Saturday, January 28, 2017

Give Me Your Tired...

“Give me your tired, your poor, 
Your huddled masses yearning to breathe free, 
The wretched refuse of your teeming shore. 
Send these, the homeless, tempest-tossed, to me: 
I lift my lamp beside the golden door.”
It's hard to stay silent... no, impossible to stay silent... in the face of the tyrant that is ruling America today.

Make no mistake, he is a monster. He has not a single iota of compassion or empathy. He serves one god, and that god is himself.
My mother was an immigrant. My father's father was an immigrant.  So was Donald Trump's.

The way he is governing is the absolute antithesis of what America is, the principles it was founded on. This country's forefathers never intended for this travesty of justice, of that I am certain.
I am so very sad - not for the USA, but for those families now stuck in limbo waiting entrance to the promised land. The USA, at least the more deplorable of its citizens, is getting exactly what it deserves for electing that shit-stain.

The majority of the deplorables are still cheering for Kim Jong-Trump. Oh, there are some that are slowly coming to their senses, those who've finally come to understand that Obamacare is their insurance and Great Leader is determined to take it from them.
But the rest... Trump has given voice to their hatred. Their unfounded fears. Their abject ignorance.

When the country is burning to the ground around them, they'll still be clinging to their stupidity and their false prophet.
I hate him. I genuinely hate the man and everything he stands for. I don't believe he will be president for four years. I believe he will be impeached before the end of his first year. Of course, I believed he could never be president in the first place... Silly me, I had far too much faith in my fellow Americans.
What I want known to the rest of the world is that the majority of Americans are horrified. The man got three million less votes than Hillary. His approval rating is in the sewer, like the sewer rat he is. 

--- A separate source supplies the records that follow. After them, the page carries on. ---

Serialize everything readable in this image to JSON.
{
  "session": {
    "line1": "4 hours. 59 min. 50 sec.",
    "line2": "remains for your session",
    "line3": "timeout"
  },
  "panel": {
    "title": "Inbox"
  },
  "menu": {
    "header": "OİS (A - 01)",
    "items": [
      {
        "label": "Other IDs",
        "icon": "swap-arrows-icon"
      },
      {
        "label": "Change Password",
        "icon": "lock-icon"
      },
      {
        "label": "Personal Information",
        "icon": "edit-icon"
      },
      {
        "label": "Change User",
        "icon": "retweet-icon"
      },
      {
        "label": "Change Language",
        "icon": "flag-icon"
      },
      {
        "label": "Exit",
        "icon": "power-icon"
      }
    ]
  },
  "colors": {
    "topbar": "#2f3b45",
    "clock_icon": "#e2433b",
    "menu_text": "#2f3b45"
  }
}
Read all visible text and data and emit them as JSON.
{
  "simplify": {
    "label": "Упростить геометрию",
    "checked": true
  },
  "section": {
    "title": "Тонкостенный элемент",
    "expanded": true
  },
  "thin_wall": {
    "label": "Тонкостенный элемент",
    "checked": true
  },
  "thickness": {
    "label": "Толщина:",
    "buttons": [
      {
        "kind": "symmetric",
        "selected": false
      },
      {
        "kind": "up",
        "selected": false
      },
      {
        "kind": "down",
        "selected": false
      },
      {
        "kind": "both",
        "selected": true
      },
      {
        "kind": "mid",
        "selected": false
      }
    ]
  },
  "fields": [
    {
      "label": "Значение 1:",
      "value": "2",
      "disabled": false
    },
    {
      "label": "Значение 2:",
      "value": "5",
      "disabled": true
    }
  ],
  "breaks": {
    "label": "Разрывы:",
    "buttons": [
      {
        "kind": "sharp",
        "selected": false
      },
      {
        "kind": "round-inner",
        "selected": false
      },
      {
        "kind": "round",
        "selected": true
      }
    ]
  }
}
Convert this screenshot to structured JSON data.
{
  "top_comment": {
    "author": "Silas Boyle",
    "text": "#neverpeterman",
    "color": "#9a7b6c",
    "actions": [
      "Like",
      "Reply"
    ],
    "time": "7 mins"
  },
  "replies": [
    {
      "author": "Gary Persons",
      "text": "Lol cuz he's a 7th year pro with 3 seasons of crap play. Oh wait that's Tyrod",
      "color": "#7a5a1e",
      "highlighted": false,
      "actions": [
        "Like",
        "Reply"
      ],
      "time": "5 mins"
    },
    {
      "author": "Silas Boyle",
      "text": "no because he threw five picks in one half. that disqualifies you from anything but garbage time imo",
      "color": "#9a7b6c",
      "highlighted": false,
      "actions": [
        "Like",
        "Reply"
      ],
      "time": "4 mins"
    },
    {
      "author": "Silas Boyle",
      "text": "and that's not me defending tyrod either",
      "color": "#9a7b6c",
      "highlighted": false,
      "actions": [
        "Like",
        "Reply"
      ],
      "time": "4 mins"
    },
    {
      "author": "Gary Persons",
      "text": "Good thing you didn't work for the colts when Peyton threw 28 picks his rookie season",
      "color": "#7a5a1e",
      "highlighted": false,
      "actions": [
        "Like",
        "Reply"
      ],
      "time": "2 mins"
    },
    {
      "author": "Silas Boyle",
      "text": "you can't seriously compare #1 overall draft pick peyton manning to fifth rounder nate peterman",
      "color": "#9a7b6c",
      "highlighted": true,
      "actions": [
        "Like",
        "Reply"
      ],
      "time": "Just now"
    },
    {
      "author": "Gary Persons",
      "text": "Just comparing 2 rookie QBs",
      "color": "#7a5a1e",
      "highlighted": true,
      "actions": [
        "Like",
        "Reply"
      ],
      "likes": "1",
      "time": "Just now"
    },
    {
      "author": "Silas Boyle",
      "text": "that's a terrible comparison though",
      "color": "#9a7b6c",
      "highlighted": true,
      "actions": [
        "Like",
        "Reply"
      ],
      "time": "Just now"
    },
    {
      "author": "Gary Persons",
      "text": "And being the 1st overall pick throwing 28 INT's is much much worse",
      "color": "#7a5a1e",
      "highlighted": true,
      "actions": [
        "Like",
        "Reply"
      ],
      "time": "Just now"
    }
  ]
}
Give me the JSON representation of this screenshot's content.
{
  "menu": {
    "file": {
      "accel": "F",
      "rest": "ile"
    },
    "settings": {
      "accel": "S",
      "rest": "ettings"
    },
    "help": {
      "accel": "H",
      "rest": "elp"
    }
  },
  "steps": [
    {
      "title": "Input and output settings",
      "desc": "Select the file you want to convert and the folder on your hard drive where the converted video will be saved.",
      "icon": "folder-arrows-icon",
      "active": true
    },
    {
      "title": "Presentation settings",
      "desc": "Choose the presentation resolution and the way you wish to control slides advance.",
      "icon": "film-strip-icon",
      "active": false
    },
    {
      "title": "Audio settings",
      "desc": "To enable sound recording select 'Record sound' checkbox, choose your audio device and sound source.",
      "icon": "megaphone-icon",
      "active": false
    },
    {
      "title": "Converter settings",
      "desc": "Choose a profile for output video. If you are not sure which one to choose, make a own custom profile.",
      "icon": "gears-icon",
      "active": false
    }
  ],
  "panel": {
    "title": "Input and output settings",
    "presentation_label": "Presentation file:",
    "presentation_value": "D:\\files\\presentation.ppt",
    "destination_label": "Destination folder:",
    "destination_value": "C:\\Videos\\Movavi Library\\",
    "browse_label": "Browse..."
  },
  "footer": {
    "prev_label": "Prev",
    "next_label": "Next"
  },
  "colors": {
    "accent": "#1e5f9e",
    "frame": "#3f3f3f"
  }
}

We are not Donald Trump. I refuse to recognize him as president - as far as I'm concerned, my leader is still President Obama. Trump does not deserve the title, and I will not speak it in conjunction with his name. I'm not one who follows that "respect is earned" tripe - respect should be given to all.

That is until they lose it. And Donald Trump has lost any respect I ever held for him, not that I remember a time when I didn't despise him. Perhaps at one time I respected him as a businessman before I understood what that even meant. Now I only feel disgust and hate. Embarrassment. He is so terribly unqualified to hold public office, much less the highest office in the land.

So for those around the world watching in revulsion, I promise you this - we will resist. We will not support him or  his policies. In two years, we have the midterm elections - we will be there to vote out the politicians who support this monster. And in four  years, when it's finally time to chose a president again, it will not be Donald Trump. 

With any luck, he'll be locked up in a federal prison for treason. 


Sunday, January 15, 2017

Back?

I'm back!

Maybe.

Yes, I think so. Probably.

We'll see.
I guess it's been just about a month since I last logged in, and even then it was just for a little bit.

I've been real life busy. And now I'm torn. I want to be in Second Life and I don't want to be in Second Life.

I miss it, absolutely. But I've been taking care of things and doing other hobbies and though I've often thought about logging in, I just never got around to it. Get off work, do a little shopping, come home and cook dinner... watch something on Netflix, do some reading, some cross stitching... and suddenly it's bedtime!
But I've recently found myself thinking more and more about coming back. Isn't that the way for us SL addicts? We take our breaks but we always come back, don't we?

I have land again (my same old land, actually - it was still available) and a new house. A new bed. Have a lot of decorating to do now. I wanted something new and I'm weighing going all in for all brand new stuff. We'll see.

Trying to figure out Bento and if I want it. I grabbed the Catwa demo head and just didn't like it on me and didn't want to futz around adjusting everything so for now, no Bento for me.
Let's face it... I'm back because my absentee libido seems to have started to return and I'm horny. I knew it wasn't gone forever but after the moron, and accepting that I was still hung up on Hugh, it went into hiding pretty good for a while there.

My orgasms disappeared... and I didn't especially care. Holidays, family, projects, etc., etc... I wasn't even really thinking about sex, believe it or not. Not even fantasizing about Hugh... not sexually, at least. Just having him back as a friend again, though I guess that isn't going to be.
Anyway, I'm back, sort of.

One thing is for sure, though. This blog is taking a longer hiatus. I'll still keep taking photos and posting them on Flickr, but for now the blog is going to go silent.

With that said, I guess there's nothing to do but get to decorating and fucking! We'll see how it goes!